[risposta inedita ad una lettera, recapitatami da una rivista, che mi chiedeva un’opinione sulla querelle di Brera. G.B.]
Gentilissima lettrice,
la verità è che Milano ha sempre avuto un rapporto, come dire, “infastidito” con la sua eredità storico-artistica. A conti fatti le emergenze monumentali di questa città non sono, facendo una gretta conta, inferiori a quelle di Firenze, però i milanesi pare se ne disinteressino. Non a caso m’è capitato spesso di dover spiegare ai turisti stranieri che il Cenacolo di Leonardo sta proprio qui, in questa città, mica a Firenze come molti di loro credono.
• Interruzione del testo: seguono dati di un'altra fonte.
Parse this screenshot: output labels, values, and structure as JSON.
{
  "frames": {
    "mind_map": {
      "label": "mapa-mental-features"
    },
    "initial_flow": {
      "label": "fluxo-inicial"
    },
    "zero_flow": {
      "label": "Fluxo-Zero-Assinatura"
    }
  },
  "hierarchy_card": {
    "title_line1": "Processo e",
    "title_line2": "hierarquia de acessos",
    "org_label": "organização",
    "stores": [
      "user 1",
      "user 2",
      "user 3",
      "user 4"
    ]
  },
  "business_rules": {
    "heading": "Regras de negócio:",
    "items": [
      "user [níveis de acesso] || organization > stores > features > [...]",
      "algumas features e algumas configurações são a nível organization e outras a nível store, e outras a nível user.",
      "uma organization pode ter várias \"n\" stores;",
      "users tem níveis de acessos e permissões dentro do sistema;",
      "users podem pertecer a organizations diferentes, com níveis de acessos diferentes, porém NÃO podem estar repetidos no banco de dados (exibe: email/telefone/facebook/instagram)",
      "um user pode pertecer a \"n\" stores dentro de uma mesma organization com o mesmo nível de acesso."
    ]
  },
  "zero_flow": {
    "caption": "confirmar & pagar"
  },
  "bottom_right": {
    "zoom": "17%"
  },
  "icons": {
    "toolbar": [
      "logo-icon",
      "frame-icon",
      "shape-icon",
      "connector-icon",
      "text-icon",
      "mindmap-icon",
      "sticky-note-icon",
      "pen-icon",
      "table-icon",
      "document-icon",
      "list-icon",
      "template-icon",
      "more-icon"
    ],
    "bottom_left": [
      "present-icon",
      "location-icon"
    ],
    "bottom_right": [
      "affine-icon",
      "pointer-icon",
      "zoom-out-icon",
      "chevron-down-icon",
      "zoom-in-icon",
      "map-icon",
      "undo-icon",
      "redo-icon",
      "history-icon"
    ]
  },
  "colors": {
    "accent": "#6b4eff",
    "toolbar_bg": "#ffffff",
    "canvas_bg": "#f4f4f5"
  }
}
Nessuna città può fare a meno della sua memoria, ovvio, ma Milano ha sempre buttato lo sguardo oltre, verso il futuro. È la sua più antica tradizione quella di cambiare continuamente pelle, per poi, magari, rimpiangere con lacrime di coccodrillo, quello che ha perduto. È quell’atteggiamento ben descritto da Manzoni nei Promessi Sposi: “adelante con juicio”. Correre, ma lentamente. Delle due polarità, però, è quella della lentezza che ha preso il sopravvento in questi ultimi decenni. Una lentezza che appare sempre più puro immobilismo, ammettiamolo. Oggi a dir la verità sembra che il vento stia cambiando, e noi stiamo qui, vigili, a capire se è solo un’impressione o è qualcosa di più concreto.